Find out how crowdfunding factors into this latest cyber scam.

PSafe CEO Marco DeMello, the founder of the company behind the dfndr security app, predicted an increase in ransomware attacks in 2019 year in a new cybersecurity video. A recent scam involving ransomware has already surfaced earlier this year with a new twist to urge victims to pay up. Find out how hackers are using stolen information from crowdfunding websites to add additional pressure to victims and how you can protect yourself from being the next victim.

Ransomware is a form of malware that uses encryption technology to lock the rightful owners out of a hijacked computer system, account, or device. The hackers demand payment in order to restore access.

Typically, hackers target accounts with weak passwords. Once inside the network, they can take over administrative functions and plant ransomware and wipe backup files. Victims are told trying to restore access themselves could cause irreparable damage to the infected systems.

A unique twist to these attacks is the cybercriminals promise that the ransom money will be donated to good causes in hopes of increasing the chances of being paid. As proof, the cybercriminals share pictures and stories of real children from online crowdfunding campaigns and local news stories that will allegedly be the beneficiaries of the ransom payment.

While this particular scam has been directed at businesses, ransomware attacks have become increasingly common on individuals. Any device, including your smartphone, is susceptible. Here are a few tips to stay protected.

Crowdfunding may seem noble, but watch out!

First, be careful about entering sensitive information into unverified websites. Never send passwords or other sensitive data through SMS, instant messaging, emails, or over the phone to anyone that contacts you. Cybercriminals will often impersonate representatives from companies you do business with claiming there is a problem in an attempt to trick you into sharing your data. The same tactics can be used to impersonate close friends and family members.  

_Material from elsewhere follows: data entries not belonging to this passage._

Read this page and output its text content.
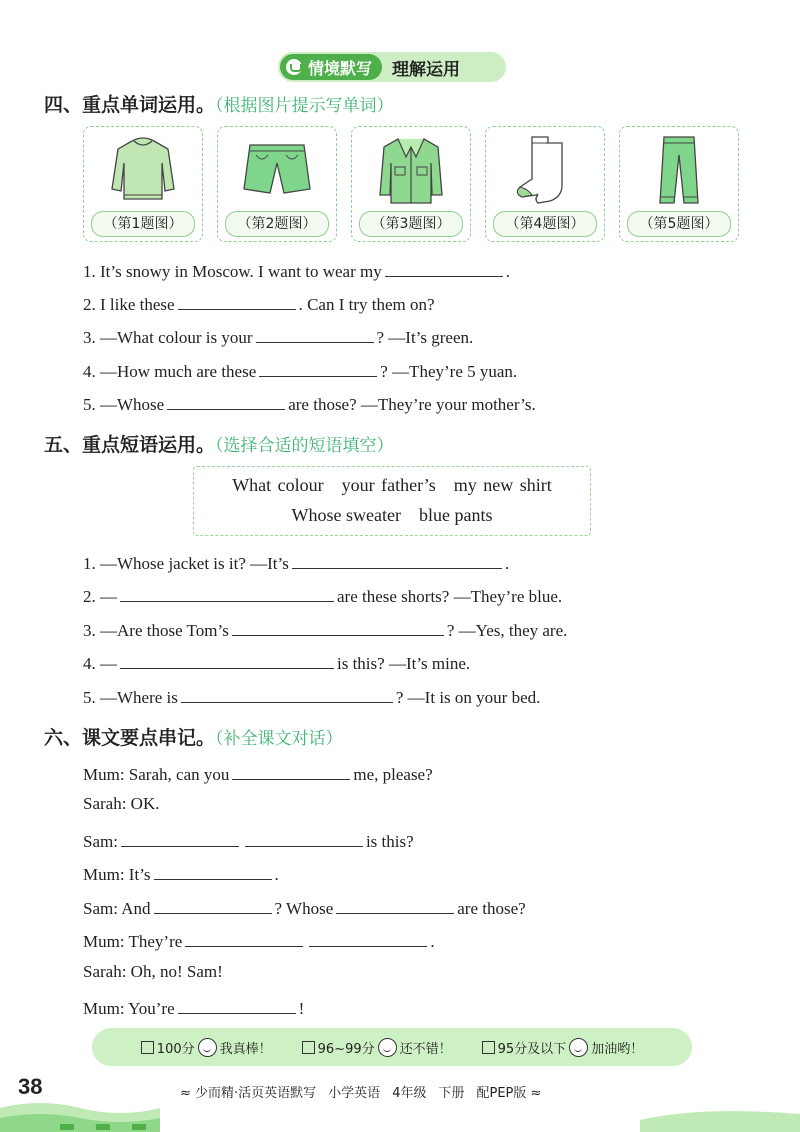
情境默写 理解运用
四、重点单词运用。（根据图片提示写单词）
（第1题图）	（第2题图）	（第3题图）	（第4题图）	（第5题图）
1. It’s snowy in Moscow. I want to wear my	.
2. I like these	. Can I try them on?
3. —What colour is your	? —It’s green.
4. —How much are these	? —They’re 5 yuan.
5. —Whose	are those? —They’re your mother’s.
五、重点短语运用。（选择合适的短语填空）
What colour your father’s my new shirt
Whose sweater blue pants
1. —Whose jacket is it? —It’s	.
2. —	are these shorts? —They’re blue.
3. —Are those Tom’s	? —Yes, they are.
4. —	is this? —It’s mine.
5. —Where is	? —It is on your bed.
六、课文要点串记。（补全课文对话）
Mum: Sarah, can you	me, please?
Sarah: OK.
Sam:	is this?
Mum: It’s	.
Sam: And	? Whose	are those?
Mum: They’re	.
Sarah: Oh, no! Sam!
Mum: You’re	!
100分 我真棒！	96~99分 还不错！	95分及以下 加油哟！
38	≈ 少而精·活页英语默写 小学英语 4年级 下册 配PEP版 ≈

Next, change your passwords frequently and make sure they are difficult to guess. It is a good idea to use a password manager app so all of your accounts have unique passwords. That way, if one of your accounts is compromised, cybercriminals will have more difficulty doing further damage by gaining access to other apps or accounts.

Finally, install ransomware protection such as dfndr security. Not only does the app have award-winning antivirus removal tools, but incorporates anti-hacking which can identify malware-laced links used to steal passwords. If you do become the victim of a ransomware scam, contact the local police and consult an expert to help remove the malware. You should never respond to hackers or send money.